UK Green Recovery Plan Boosts CCS (Update)
(Adds comments at end)
UK prime minister Boris Johnson has repeated plans to fund carbon capture and storage (CCS), hydrogen, nuclear power, electric vehicles and renewable energy in a strategy to create jobs and reduce carbon. They have been broadly welcomed by industries looking forward to financing, but a long-awaited government policy paper is also needed, says Cornwall Insights.
The late November 17 £12 ($16)bn ten-point plan is expected to create a quarter of a million job and to mobilise three times as much private sector investment in support of the UK's 2050 net zero goal. Out of the total, only £4bn is new, according to the BBC. But it includes £200mn on top of the previously promised £800mn for CCS. The UK in 2015 under another Conservative government cancelled a £1bn CCS support scheme so this is the second attempt.
Johnson said: "Although this year has taken a very different path from the one we expected, I haven't lost sight of our ambitious plans to level up across the country. My Ten Point Plan will create, support and protect hundreds of thousands of green jobs, whilst making strides towards net zero by 2050.
"Our green industrial revolution will be powered by the wind turbines of Scotland and the northeast, propelled by the electric vehicles made in the Midlands and advanced by the latest technologies developed in Wales, so we can look ahead to a more prosperous, greener future," he added.
Clarity needed
There is so far no clarity on which CCS projects will receive funding, but Storegga, which is working on one in Scotland called Acorn, is hopeful. It told NGW: “Acorn has entered front-end engineering design and is presently the most advanced of the UK’s CCS projects, with first C02 storage operation planned in 2024. It is also the most scalable and is cost competitive.”
CEO Nick Cooper said: "The ability to capture and store significant volumes of CO2 under the North Sea in carbon capture and storage projects such as Acorn will be a crucial part of the UK’s journey to reaching net zero by 2050."
Upstream group Oil & Gas UK CEO Deirdre Michie said: “The good news for jobs and the economy is that with the right support, companies based here in the UK have the expertise to make us world leaders in tackling emissions, including through carbon capture and hydrogen production, both of which are key to the clean energy system of the future.”
Other contributors to the net-zero carbon future by 2050, which was originally promised by the previous government under Theresa May, include hydrogen networks and domestic heat pumps.
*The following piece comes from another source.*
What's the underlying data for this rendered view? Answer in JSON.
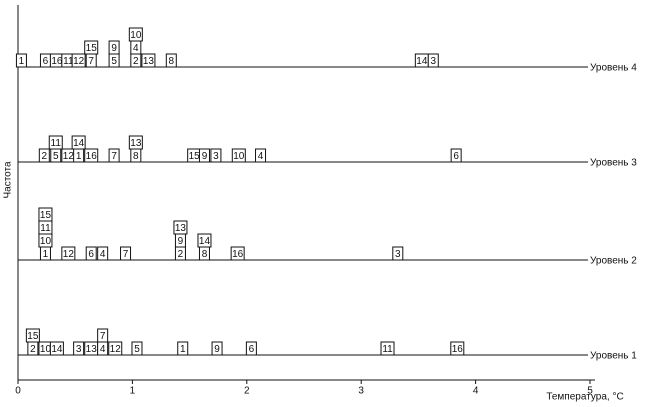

But these are some way off, according to digital engineering consultancy Expleo.
“When incorporating a new gas into our system we need to be able to monitor and track its performance. This will require an "internet of pipes" if you will,” it said. “Despite the virtues of hydrogen, the grid is going to need to undergo an immensely complicated digital upgrade before we're ready to reap its benefits.”
Cornwall Insight said the plans to make the City of London the global centre for green finance through sovereign bond, carbon offset markets and disclosure requirements, could be very significant in delivering required capital. The long-awaited Energy White Paper will be the next landing stage for a coherent strategy for the energy sector for the decades ahead."
Global CCS Institute said CCS hubs and clusters across the UK is a significant step forward in mitigating emissions from the UK’s most energy intensive industrial sectors. “The announcement shows leadership in the UK around CCS, an absolutely key climate technology”, said international adviser to the Global CCS Institute and renowned economist at the London School of Economics, Nicholas Stern.
Wood Mackenzie said: “Several industrial CCUS hubs are already in development, and the UK is well-placed to repurpose its depleted North Sea fields to store carbon. Methane-derived hydrogen is already widely used in the petrochemicals and refining sectors. Displacing those emissions with low-carbon hydrogen is an obvious first step, but the potential use cases are much more diverse, ranging from iron and steel production to heavy duty transportation.”
An unambiguous thumbs down came from the privately-funded Global Warming Policy Foundation, long an opponent of counter-productive subsidies that go to importing technology from overseas.
It calculates that UK electricity bills will have to include £27bn/yr, roughly double the wholesale market value of the entire UK electricity sector at present.
These high prices will “render utterly unaffordable the prime minister’s proposals for heat pumps and electric vehicles. This will cause anger.”
Heat pumps cost between £10,000 and £20,000 each to install, so the prime minister’s aim of installing 600,000/yr by 2028 implies an annual cost of between £60bn and £100bn/year, it said, questioning the wisdom of Johnson’s advisers.